Long before people began shutting out the world around them to stare into the screens of their cellphones, Rose Rocchio realized that hand-held devices would change the world and, in turn, the role of the technologist.

While mobile phones have empowered users, Rocchio found that they have also greatly empowered those working in the technology sector. “Mobile phones have increased the potential for impact that technology professionals have on the world,” she noted. “As technologists, what we do is in people’s hands, and it greatly affects them. That’s what’s really exciting to me.”

As the director of the Educational and Collaborative Technology Group in UCLA’s Office of Information Technology (OIT), Rocchio and her team have helped to orchestrate UCLA’s transition to mobile and are driving technological innovation in the mobile space. 

“Your phone is your communication channel,” she said. “It is the information consumption device, so companies or organizations that don’t have a mobile strategy at this point are behind the curve.”  

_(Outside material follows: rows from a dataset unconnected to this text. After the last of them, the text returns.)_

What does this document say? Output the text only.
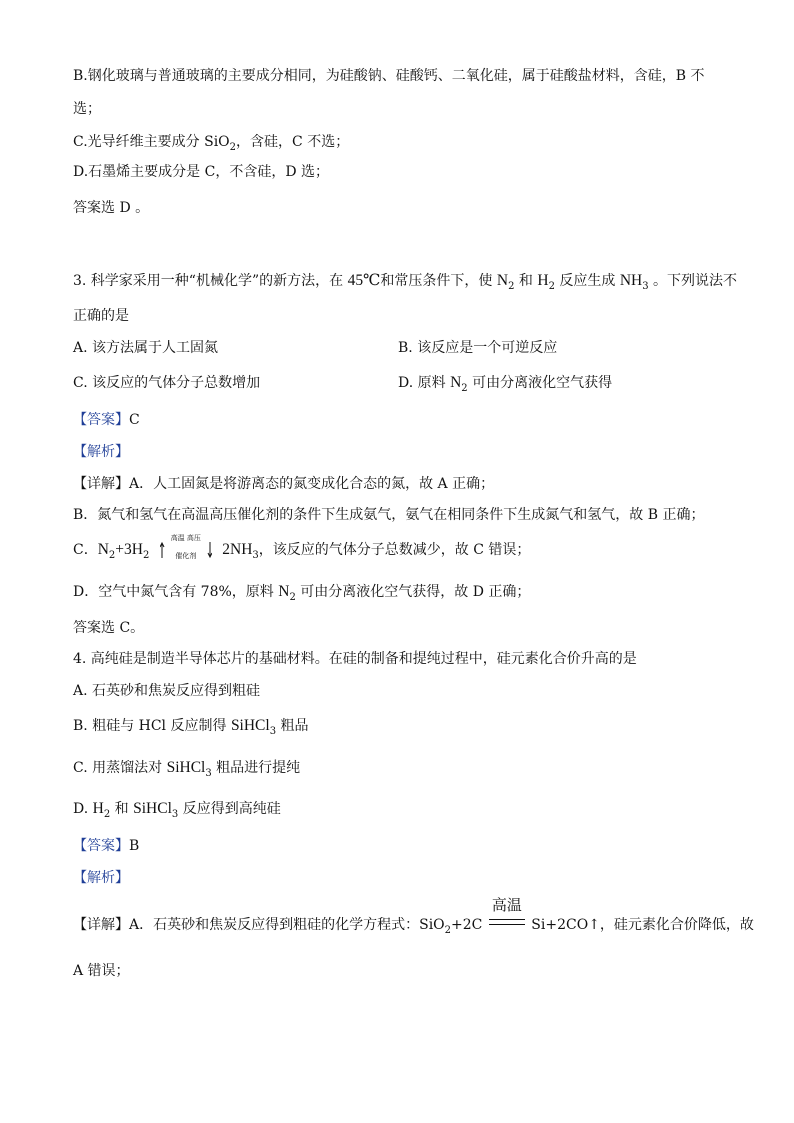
B.钢化玻璃与普通玻璃的主要成分相同，为硅酸钠、硅酸钙、二氧化硅，属于硅酸盐材料，含硅，B 不
选；
C.光导纤维主要成分 SiO$_2$，含硅，C 不选；
D.石墨烯主要成分是 C，不含硅，D 选；
答案选 D 。
3. 科学家采用一种“机械化学”的新方法，在 45℃和常压条件下，使 $N_2$ 和 $H_2$ 反应生成 $NH_3$ 。下列说法不
正确的是
A. 该方法属于人工固氮	B. 该反应是一个可逆反应
C. 该反应的气体分子总数增加	D. 原料 $N_2$ 可由分离液化空气获得
【答案】C
【解析】
【详解】A．人工固氮是将游离态的氮变成化合态的氮，故 A 正确；
B．氮气和氢气在高温高压催化剂的条件下生成氨气，氨气在相同条件下生成氮气和氢气，故 B 正确；
C．$N_2+3H_2$
高温 高压
催化剂	$2NH_3$，该反应的气体分子总数减少，故 C 错误；
D．空气中氮气含有 78%，原料 $N_2$ 可由分离液化空气获得，故 D 正确；
答案选 C。
4. 高纯硅是制造半导体芯片的基础材料。在硅的制备和提纯过程中，硅元素化合价升高的是
A. 石英砂和焦炭反应得到粗硅
B. 粗硅与 HCl 反应制得 SiHCl$_3$ 粗品
C. 用蒸馏法对 SiHCl$_3$ 粗品进行提纯
D. $H_2$ 和 SiHCl$_3$ 反应得到高纯硅
【答案】B
【解析】
【详解】A．石英砂和焦炭反应得到粗硅的化学方程式：SiO$_2$+2C
高温
Si+2CO↑，硅元素化合价降低，故
A 错误；
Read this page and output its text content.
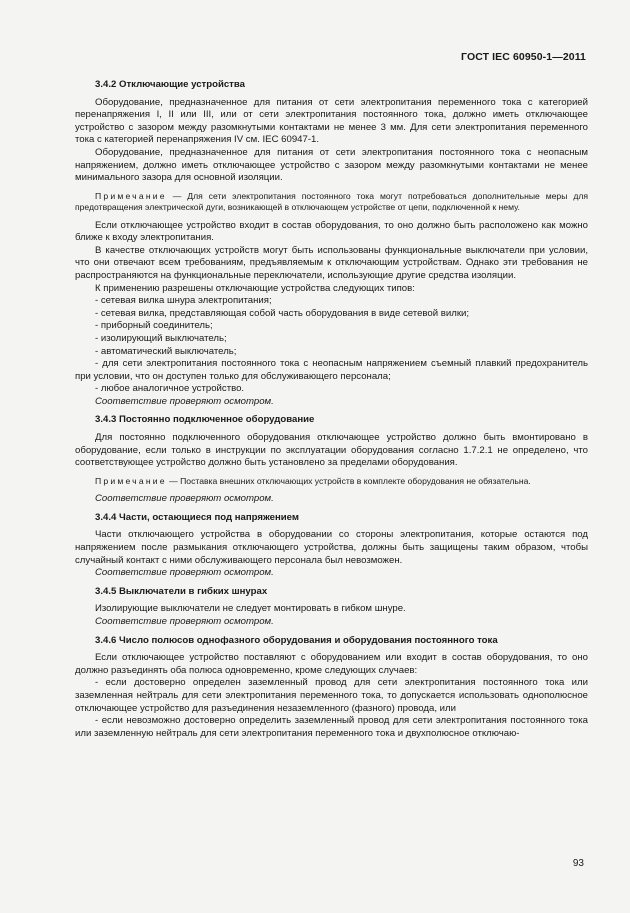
ГОСТ IEC 60950-1—2011

3.4.2 Отключающие устройства

Оборудование, предназначенное для питания от сети электропитания переменного тока с категорией перенапряжения I, II или III, или от сети электропитания постоянного тока, должно иметь отключающее устройство с зазором между разомкнутыми контактами не менее 3 мм. Для сети электропитания переменного тока с категорией перенапряжения IV см. IEC 60947-1.

Оборудование, предназначенное для питания от сети электропитания постоянного тока с неопасным напряжением, должно иметь отключающее устройство с зазором между разомкнутыми контактами не менее минимального зазора для основной изоляции.

Примечание — Для сети электропитания постоянного тока могут потребоваться дополнительные меры для предотвращения электрической дуги, возникающей в отключающем устройстве от цепи, подключенной к нему.

Если отключающее устройство входит в состав оборудования, то оно должно быть расположено как можно ближе к входу электропитания.

В качестве отключающих устройств могут быть использованы функциональные выключатели при условии, что они отвечают всем требованиям, предъявляемым к отключающим устройствам. Однако эти требования не распространяются на функциональные переключатели, использующие другие средства изоляции.

К применению разрешены отключающие устройства следующих типов:

- сетевая вилка шнура электропитания;

- сетевая вилка, представляющая собой часть оборудования в виде сетевой вилки;

- приборный соединитель;

- изолирующий выключатель;

- автоматический выключатель;

- для сети электропитания постоянного тока с неопасным напряжением съемный плавкий предохранитель при условии, что он доступен только для обслуживающего персонала;

- любое аналогичное устройство.

Соответствие проверяют осмотром.

3.4.3 Постоянно подключенное оборудование

Для постоянно подключенного оборудования отключающее устройство должно быть вмонтировано в оборудование, если только в инструкции по эксплуатации оборудования согласно 1.7.2.1 не определено, что соответствующее устройство должно быть установлено за пределами оборудования.

Примечание — Поставка внешних отключающих устройств в комплекте оборудования не обязательна.

Соответствие проверяют осмотром.

3.4.4 Части, остающиеся под напряжением

Части отключающего устройства в оборудовании со стороны электропитания, которые остаются под напряжением после размыкания отключающего устройства, должны быть защищены таким образом, чтобы случайный контакт с ними обслуживающего персонала был невозможен.

Соответствие проверяют осмотром.

3.4.5 Выключатели в гибких шнурах

Изолирующие выключатели не следует монтировать в гибком шнуре.

Соответствие проверяют осмотром.

3.4.6 Число полюсов однофазного оборудования и оборудования постоянного тока

Если отключающее устройство поставляют с оборудованием или входит в состав оборудования, то оно должно разъединять оба полюса одновременно, кроме следующих случаев:

- если достоверно определен заземленный провод для сети электропитания постоянного тока или заземленная нейтраль для сети электропитания переменного тока, то допускается использовать однополюсное отключающее устройство для разъединения незаземленного (фазного) провода, или

- если невозможно достоверно определить заземленный провод для сети электропитания постоянного тока или заземленную нейтраль для сети электропитания переменного тока и двухполюсное отключаю-

93
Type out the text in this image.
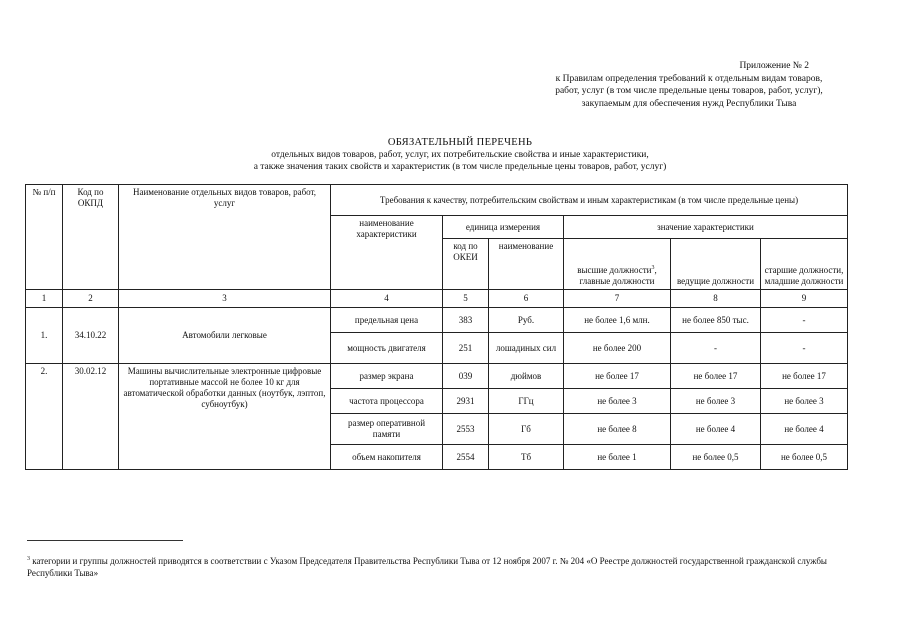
Приложение № 2
к Правилам определения требований к отдельным видам товаров,
работ, услуг (в том числе предельные цены товаров, работ, услуг),
закупаемым для обеспечения нужд Республики Тыва
ОБЯЗАТЕЛЬНЫЙ ПЕРЕЧЕНЬ
отдельных видов товаров, работ, услуг, их потребительские свойства и иные характеристики,
а также значения таких свойств и характеристик (в том числе предельные цены товаров, работ, услуг)
№ п/п	Код по ОКПД	Наименование отдельных видов товаров, работ, услуг	Требования к качеству, потребительским свойствам и иным характеристикам (в том числе предельные цены)					
			наименование характеристики	единица измерения		значение характеристики		
				код по ОКЕИ	наименование	высшие должности$^3$, главные должности	ведущие должности	старшие должности, младшие должности
1	2	3	4	5	6	7	8	9
1.	34.10.22	Автомобили легковые	предельная цена	383	Руб.	не более 1,6 млн.	не более 850 тыс.	-
			мощность двигателя	251	лошадиных сил	не более 200	-	-
2.	30.02.12	Машины вычислительные электронные цифровые портативные массой не более 10 кг для автоматической обработки данных (ноутбук, лэптоп, субноутбук)	размер экрана	039	дюймов	не более 17	не более 17	не более 17
			частота процессора	2931	ГГц	не более 3	не более 3	не более 3
			размер оперативной памяти	2553	Гб	не более 8	не более 4	не более 4
			объем накопителя	2554	Тб	не более 1	не более 0,5	не более 0,5
$^3$ категории и группы должностей приводятся в соответствии с Указом Председателя Правительства Республики Тыва от 12 ноября 2007 г. № 204 «О Реестре должностей государственной гражданской службы Республики Тыва»
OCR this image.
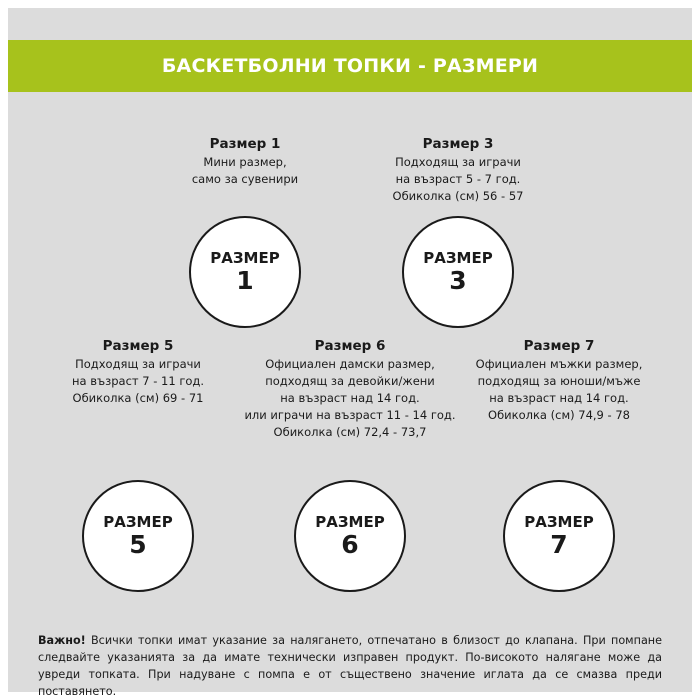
БАСКЕТБОЛНИ ТОПКИ - РАЗМЕРИ
Размер 1
Мини размер,
само за сувенири
РАЗМЕР
1
Размер 3
Подходящ за играчи
на възраст 5 - 7 год.
Обиколка (см) 56 - 57
РАЗМЕР
3
Размер 5
Подходящ за играчи
на възраст 7 - 11 год.
Обиколка (см) 69 - 71
РАЗМЕР
5
Размер 6
Официален дамски размер,
подходящ за девойки/жени
на възраст над 14 год.
или играчи на възраст 11 - 14 год.
Обиколка (см) 72,4 - 73,7
РАЗМЕР
6
Размер 7
Официален мъжки размер,
подходящ за юноши/мъже
на възраст над 14 год.
Обиколка (см) 74,9 - 78
РАЗМЕР
7
Важно! Всички топки имат указание за налягането, отпечатано в близост до клапана. При помпане следвайте указанията за да имате технически изправен продукт. По-високото налягане може да увреди топката. При надуване с помпа е от съществено значение иглата да се смазва преди поставянето.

Rocchio and her team have made sure that didn’t happen at UCLA. Endowed with entrepreneurial spirit, she has played a key role in positioning the campus at the forefront of technology. Over the past 12 years at the university, she has worked on several ambitious projects. She and her web team have created custom content management systems for academic and research units on campus, developed a number of academic personnel projects, run the “UCLA on iTunes U” effort and helped create the Common Collaboration and Learning Environment. Most notably, Rocchio was responsible for the development and deployment of UCLA’s Mobile Web Framework, which was used to build UCLA Mobile.

Taking UCLA mobile

“In 2009, we embarked on the mobile effort,” recalled Rocchio, who earned a B.A. degree at MIT and later pursued an M.B.A. at UCLA Anderson. “We surveyed what was out there, and there was one mobile framework that looked appealing, which was built by MIT.”

After studying MIT’s mobile framework more closely, Rocchio and her team realized it was too centralized to work effectively at UCLA. 

“MIT’s framework depended on all the services being on a single server, which was not culturally going to work at UCLA. We’re just too big,” Rocchio said. “We wanted to create something that was really lightweight so everyone could leverage it.”

So Rocchio assembled a team of web designers, database managers and software experts from departments across the campus to produce a framework for the mobile web that was agnostic, platform-independent and easy to use. The result, known as the UCLA Mobile Web Framework, is available for download free of charge and is designed to work on all types of mobile devices.

While the Mobile Web Framework was started at UCLA, it has since blossomed into a collaborative, multi-campus initiative. Four other UC campuses — Berkeley, Santa Barbara, San Diego and San Francisco — have all used the innovative framework. Two other campuses, Irvine and Riverside, have utilized it on a pilot basis.

Since launching the framework, Rocchio has continued to be an active player in the mobile space. She leads the UC Mobile Collaboration Group, serves as the UCLA representative on the UC-wide Collaborative Technology Group and oversees four technical teams at UCLA, including the Educational and Collaborative Architecture team specializing in mobile web apps and open-source technologies.

Democratizing the app store world

Currently, Rocchio and her team are developing an open-source “app store” and building a network of application-sharing environments so that technology giants can no longer scoop up 30 percent of all revenue in the mobile app commercial space.

“Apple and Google have made everybody understand how to go and get an app,” Rocchio explained. “They have consumerized the acquisition of software. There are a million apps in the Apple App Store and just over that in the Google Play market that are curated by those two commercial giants.” The “app store” that Rocchio and her team are developing — called Community App Sharing Architecture (CASA) — “would allow any organization or business to publish their mobile applications without having to go through companies like Apple or Google. They can essentially create their own app store offering.” 

Mobility moves the world

In the future, Rocchio plans to continue developing new ways to leverage mobile technology for higher education and hopes to initiate more collaborative projects between the UCs.

“There are so many amazing faculty members here with rich treasure troves of data,” she said. “If you could build an app that would make that information available to the public, you gain the ability to educate and make an impact.”

This story was adapted from one published by the Institute for Digital Research and Education.